Esto desde luego no significa que la violencia electoral haya desaparecido, sino tan solo que comenzó a generarse por procesos distintos, menos generales, vinculándose a espacios locales y a diversos partidos, entre otras cosas. A partir de 2000, en todo caso, la ruptura del régimen de partido de Estado significó también que los antiguos mecanismos de violencia institucional perdieran funcionalidad y eficacia. La nueva violencia tiene distintos focos, parte de múltiples actores, no es necesariamente oficial, y no persigue fines comunes. Ésta es la violencia que testificamos el viernes.

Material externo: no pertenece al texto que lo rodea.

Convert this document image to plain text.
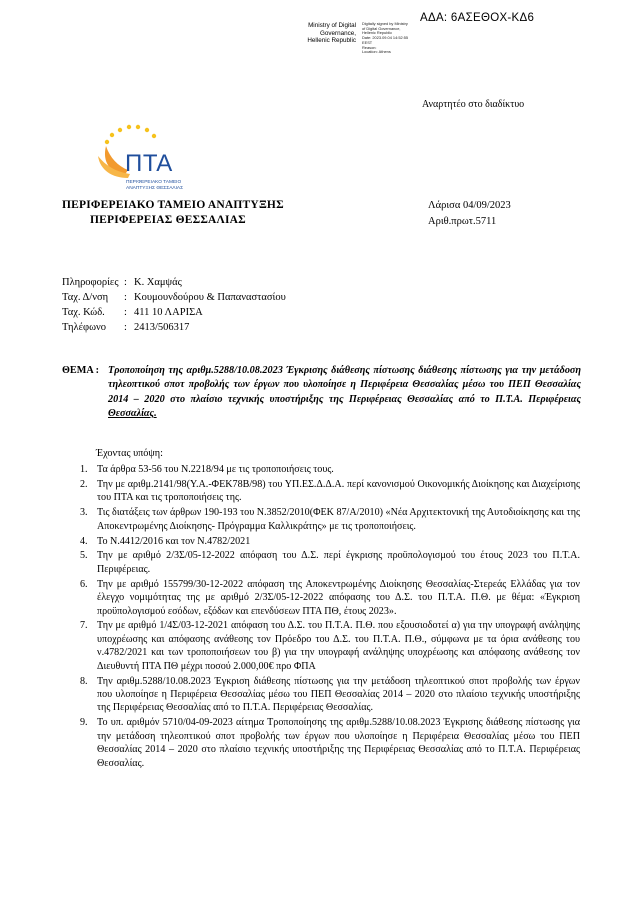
ΑΔΑ: 6ΑΣΕΘΟΧ-ΚΔ6
Ministry of Digital
Governance,
Hellenic Republic
Digitally signed by Ministry
of Digital Governance,
Hellenic Republic
Date: 2023.09.04 14:52:55
EEST
Reason:
Location: Athens
Αναρτητέο στο διαδίκτυο
ΠΤΑ
ΠΕΡΙΦΕΡΕΙΑΚΟ ΤΑΜΕΙΟ
ΑΝΑΠΤΥΞΗΣ ΘΕΣΣΑΛΙΑΣ
ΠΕΡΙΦΕΡΕΙΑΚΟ ΤΑΜΕΙΟ ΑΝΑΠΤΥΞΗΣ
ΠΕΡΙΦΕΡΕΙΑΣ ΘΕΣΣΑΛΙΑΣ
Λάρισα 04/09/2023
Αριθ.πρωτ.5711
Πληροφορίες : Κ. Χαμψάς
Ταχ. Δ/νση : Κουμουνδούρου & Παπαναστασίου
Ταχ. Κώδ. : 411 10 ΛΑΡΙΣΑ
Τηλέφωνο : 2413/506317
ΘΕΜΑ : Τροποποίηση της αριθμ.5288/10.08.2023 Έγκρισης διάθεσης πίστωσης διάθεσης πίστωσης για την μετάδοση τηλεοπτικού σποτ προβολής των έργων που υλοποίησε η Περιφέρεια Θεσσαλίας μέσω του ΠΕΠ Θεσσαλίας 2014 – 2020 στο πλαίσιο τεχνικής υποστήριξης της Περιφέρειας Θεσσαλίας από το Π.Τ.Α. Περιφέρειας Θεσσαλίας.
Έχοντας υπόψη:
1. Τα άρθρα 53-56 του Ν.2218/94 με τις τροποποιήσεις τους.
2. Την με αριθμ.2141/98(Υ.Α.-ΦΕΚ78Β/98) του ΥΠ.ΕΣ.Δ.Δ.Α. περί κανονισμού Οικονομικής Διοίκησης και Διαχείρισης του ΠΤΑ και τις τροποποιήσεις της.
3. Τις διατάξεις των άρθρων 190-193 του Ν.3852/2010(ΦΕΚ 87/Α/2010) «Νέα Αρχιτεκτονική της Αυτοδιοίκησης και της Αποκεντρωμένης Διοίκησης- Πρόγραμμα Καλλικράτης» με τις τροποποιήσεις.
4. Το Ν.4412/2016 και τον Ν.4782/2021
5. Την με αριθμό 2/3Σ/05-12-2022 απόφαση του Δ.Σ. περί έγκρισης προϋπολογισμού του έτους 2023 του Π.Τ.Α. Περιφέρειας.
6. Την με αριθμό 155799/30-12-2022 απόφαση της Αποκεντρωμένης Διοίκησης Θεσσαλίας-Στερεάς Ελλάδας για τον έλεγχο νομιμότητας της με αριθμό 2/3Σ/05-12-2022 απόφασης του Δ.Σ. του Π.Τ.Α. Π.Θ. με θέμα: «Έγκριση προϋπολογισμού εσόδων, εξόδων και επενδύσεων ΠΤΑ ΠΘ, έτους 2023».
7. Την με αριθμό 1/4Σ/03-12-2021 απόφαση του Δ.Σ. του Π.Τ.Α. Π.Θ. που εξουσιοδοτεί α) για την υπογραφή ανάληψης υποχρέωσης και απόφασης ανάθεσης τον Πρόεδρο του Δ.Σ. του Π.Τ.Α. Π.Θ., σύμφωνα με τα όρια ανάθεσης του ν.4782/2021 και των τροποποιήσεων του β) για την υπογραφή ανάληψης υποχρέωσης και απόφασης ανάθεσης τον Διευθυντή ΠΤΑ ΠΘ μέχρι ποσού 2.000,00€ προ ΦΠΑ
8. Την αριθμ.5288/10.08.2023 Έγκριση διάθεσης πίστωσης για την μετάδοση τηλεοπτικού σποτ προβολής των έργων που υλοποίησε η Περιφέρεια Θεσσαλίας μέσω του ΠΕΠ Θεσσαλίας 2014 – 2020 στο πλαίσιο τεχνικής υποστήριξης της Περιφέρειας Θεσσαλίας από το Π.Τ.Α. Περιφέρειας Θεσσαλίας.
9. Το υπ. αριθμόν 5710/04-09-2023 αίτημα Τροποποίησης της αριθμ.5288/10.08.2023 Έγκρισης διάθεσης πίστωσης για την μετάδοση τηλεοπτικού σποτ προβολής των έργων που υλοποίησε η Περιφέρεια Θεσσαλίας μέσω του ΠΕΠ Θεσσαλίας 2014 – 2020 στο πλαίσιο τεχνικής υποστήριξης της Περιφέρειας Θεσσαλίας από το Π.Τ.Α. Περιφέρειας Θεσσαλίας.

Ni la explosión del Senado, ni el asesinato de Tamaulipas pueden atribuirse sensatamente, en primera instancia, a la acción del Estado. En el caso de la legisladora morenista, el sinsentido es evidente, en el caso del joven perredista, aún siendo un opositor, no hay evidencia inmediata de responsabilidad de actores oficiales, ni otros elementos que lleven a concluir lógicamente que ésta existe. Estamos ante distintos actores, que operan en contextos diferentes, y cuyos ilícitos no obedecen a causas comunes. No es ya el Estado como foco principal de la violencia política y electoral, actuando en represión de opositores. Es la dispersión de los focos de violencia, su ampliación social y su crecimiento rebasando la capacidad estatal de controlarla.

Paradójicamente, en este nuevo México de violencia sin concierto, la sociedad ha desarrollado rápidamente una gran insensibilidad al dolor ajeno. Desde hace algunas elecciones, cada jornada tiene un número variable de muertos, que provocan cada vez menos sorpresa, y que simultáneamente evidencian la incapacidad social y estatal de dirimir conflictos electorales en paz plena. Es verdad que en días de elección la tranquilidad prevalece en la gran mayoría de las casillas, pero no se trata de un balance. Elecciones con muertos y bombas son inaceptables, independientemente de su número.